It has been a long held understanding of the Child Welfare community that “kids in-care” will struggle academically. Some agencies and advocates quote numbers as high as 90% will fail to graduate from high school. The outcomes for adolescents who do not complete high school are bleak, but when you lack natural advocates or a consistent, mature, support network, the reality becomes even more tragic. So tragic, that many people will treat the issue like a horrifying car crash. You see it coming; you can’t take your eyes off of it because aspects seem morbidly fascinating, but then at that moment where the carnage and catastrophe are the greatest, you close your eyes or look away. And so it is with the lives of youth in substitute care; we are engrossed to a point, but when the horror gets too great, we cannot bear to look, let alone critically examine. These young people become the bastard step-children of society, hidden from view and rarely talked about.
It is also widely known and understood that children and youth who wind up in substitute care, wind up there because of significant traumatic events. Either a single, profoundly traumatic event, or a series of stressful experiences that are traumatic because of their consistency, breadth, and/or duration.
So how does traumatic stress impact school functioning? The short answer is, traumatic stress impacts school functioning negatively.
Children and youth who have experienced traumatic stress, regardless of their background, often will share a number of characteristics, that are born out of a drive to cope with their experiences and survive in a world that they do not trust, and has not been kind to them.
One-on-one with adults these students function quite well. They will likely enjoy and respond positively to supportive or innocuous conversations with adults. Adults in supportive roles, like school counselors or success coaches, will often describe these students as likable or even endearing. Some supportive adults will describe them as pleasant, charming or earnest. However, even in these smaller, calmer, more orderly environments these students will also be described as “jumpy”, have a hard time concentrating, and struggle with confrontation or attempt to hold them accountable.

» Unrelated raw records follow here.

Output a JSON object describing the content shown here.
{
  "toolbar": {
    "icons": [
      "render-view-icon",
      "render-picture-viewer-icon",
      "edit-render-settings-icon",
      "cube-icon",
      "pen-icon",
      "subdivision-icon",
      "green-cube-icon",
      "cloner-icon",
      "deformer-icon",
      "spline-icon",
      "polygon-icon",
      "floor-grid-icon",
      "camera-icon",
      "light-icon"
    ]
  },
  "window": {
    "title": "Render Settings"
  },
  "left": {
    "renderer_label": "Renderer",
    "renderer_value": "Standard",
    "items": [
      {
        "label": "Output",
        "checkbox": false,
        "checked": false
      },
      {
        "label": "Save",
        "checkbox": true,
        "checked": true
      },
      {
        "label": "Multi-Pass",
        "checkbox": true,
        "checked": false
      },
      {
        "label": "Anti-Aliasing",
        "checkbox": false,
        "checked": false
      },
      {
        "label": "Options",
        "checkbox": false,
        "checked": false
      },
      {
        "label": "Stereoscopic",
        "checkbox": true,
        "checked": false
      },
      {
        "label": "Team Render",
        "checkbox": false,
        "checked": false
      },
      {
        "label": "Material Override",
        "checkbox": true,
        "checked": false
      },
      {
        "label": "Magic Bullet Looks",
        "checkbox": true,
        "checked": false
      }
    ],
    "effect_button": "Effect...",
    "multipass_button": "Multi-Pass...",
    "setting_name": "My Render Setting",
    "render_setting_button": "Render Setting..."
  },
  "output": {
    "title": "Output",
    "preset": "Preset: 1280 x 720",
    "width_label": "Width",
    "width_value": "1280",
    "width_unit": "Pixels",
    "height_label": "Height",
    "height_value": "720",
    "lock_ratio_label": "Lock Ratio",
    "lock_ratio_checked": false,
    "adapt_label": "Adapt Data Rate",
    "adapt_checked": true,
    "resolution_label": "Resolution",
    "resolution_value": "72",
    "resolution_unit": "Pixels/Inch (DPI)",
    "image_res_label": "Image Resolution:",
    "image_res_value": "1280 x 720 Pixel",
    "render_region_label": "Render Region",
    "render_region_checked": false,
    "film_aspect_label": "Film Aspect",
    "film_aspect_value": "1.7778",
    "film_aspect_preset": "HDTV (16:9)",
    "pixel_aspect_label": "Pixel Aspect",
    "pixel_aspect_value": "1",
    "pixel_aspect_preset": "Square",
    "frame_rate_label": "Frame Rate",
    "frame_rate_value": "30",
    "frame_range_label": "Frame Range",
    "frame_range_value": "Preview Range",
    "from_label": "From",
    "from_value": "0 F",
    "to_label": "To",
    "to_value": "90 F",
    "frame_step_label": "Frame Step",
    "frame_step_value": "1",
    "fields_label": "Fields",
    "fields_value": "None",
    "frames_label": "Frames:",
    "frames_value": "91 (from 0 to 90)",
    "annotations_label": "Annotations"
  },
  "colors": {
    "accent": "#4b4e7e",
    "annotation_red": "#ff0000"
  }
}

In a variety of settings, in the classroom, with supportive adults, as well as in unstructured times such as in the lunchroom at lunchtime, these students will often be quiet and watchful, engaging in what most professionals call “hyervigilance”.
While in the classroom these students can be well liked by their peers, sometimes even described as the class clown, they often will have no real close friends. They will quietly slip away after school and make no real attempt to connect with classmates in the evenings or over the weekend. At home they often spend a lot of time alone, in isolated locations like their bedrooms or basements, literally playing video games for hours on end. Many of these children will surround themselves with stuffed animals, partly in an attempt to create a layer of protection around them, but also providing a source of comfort and support. This layer of protection and support is often not accessible to kids and youth in substitute care, as they often have lost many of their belongings in their journey. Therefore, they will feel less insulated, protected, nurtured or comforted and this leads to the placing an overemphasis in importance on their remaining few possessions. Their behaviour may seem irrational or obsessive to outside observers, but in reality they are channeling that same intense energy and emotion into fewer items.
Students who have experienced traumatic stress will also likely struggle academically in school, become easily frustrated, and fail to hand in their homework. They will struggle to concentrate and often will be diagnosed as ADHD. However, children who have experienced traumatic stress generally will not respond well to medication. Additionally, they will struggle with authority and once again coping well with confrontation or discipline.
Students who struggle academically, AND struggle to make meaningful relationships with adults, AND to establish any real any relationships with their peers will often enter a negative perpetuating cycle with the school. For example the more they feel disconnected from the school and the people therein, the less engaged they are academically. The more they struggle academically, the less likely they are to establish or enjoy meaningful relationships. School itself becomes an everyday struggle and children and youth in substitute care lack natural advocates or supportive adults to guide them in their struggle.